Researchers measured embryos’ heart rates as they heard birds chirping and singing, and used that as a proxy for whether they were responding to voices. It would be months or even years before the young birds would develop their own complex calls and songs.

Darwin’s Small Ground Finch, one of 17 of Darwin’s finch species at Galapagos archipelago. (D. Colombelli-Negrel, Flinders University)
Male Superb Fairy-Wren at Cleland Wildlife Park, South Australia. (A. Katsis, Flinders University)

Study co-author Diane Colombelli-Négrel said that “[l]ong before actual vocalization, we found that these tiny songbirds were also discriminating towards non-specific sounds and capable of ‘non-associative’ … sounds,” meaning noises that don’t come from thir own parents.

Kleindorfer said learning to produce vocal sounds is the characteristic achievement of just seven orders of animals: primates, songbirds, parrots, hummingbirds, cetaceans (whales, dolphins and porpoises), pinnipeds (seals, sea lions and walruses) and bats. Among primates, she said, “only humans can do it.”

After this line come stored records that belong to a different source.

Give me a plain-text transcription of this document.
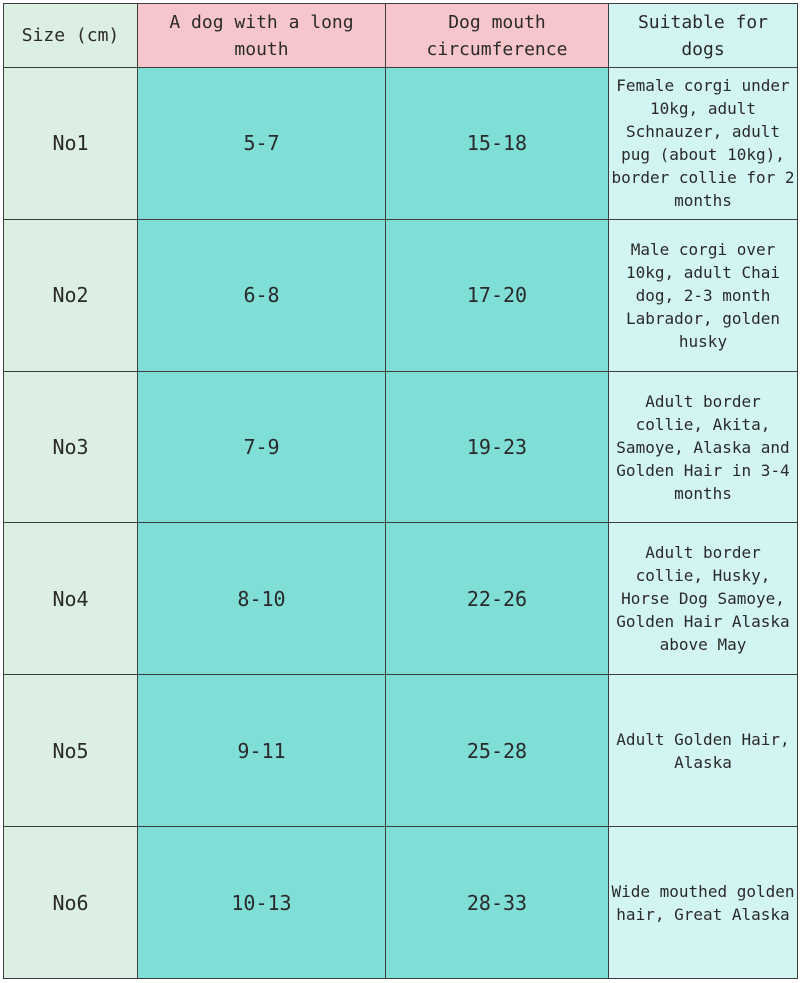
Size (cm)	A dog with a long mouth	Dog mouth circumference	Suitable for dogs
No1	5-7	15-18	Female corgi under 10kg, adult Schnauzer, adult pug (about 10kg), border collie for 2 months
No2	6-8	17-20	Male corgi over 10kg, adult Chai dog, 2-3 month Labrador, golden husky
No3	7-9	19-23	Adult border collie, Akita, Samoye, Alaska and Golden Hair in 3-4 months
No4	8-10	22-26	Adult border collie, Husky, Horse Dog Samoye, Golden Hair Alaska above May
No5	9-11	25-28	Adult Golden Hair, Alaska
No6	10-13	28-33	Wide mouthed golden hair, Great Alaska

Because relatively few animals ever learn to produce meaningful sounds with their voices,  it’s been easy to group those that do into two groups. One is “vocal learners,” those that learn to imitate another animal’s voice. The other is “vocal non-learners,” which make sounds without another animal to tutor them.

The BirdLab group plans to study how seven species of birds sing or call out when they’re in their nests — all of them different. Each female produces combinations of different vocal sounds, they say, and some combinations are better than others at helping embryos learn while still their eggs.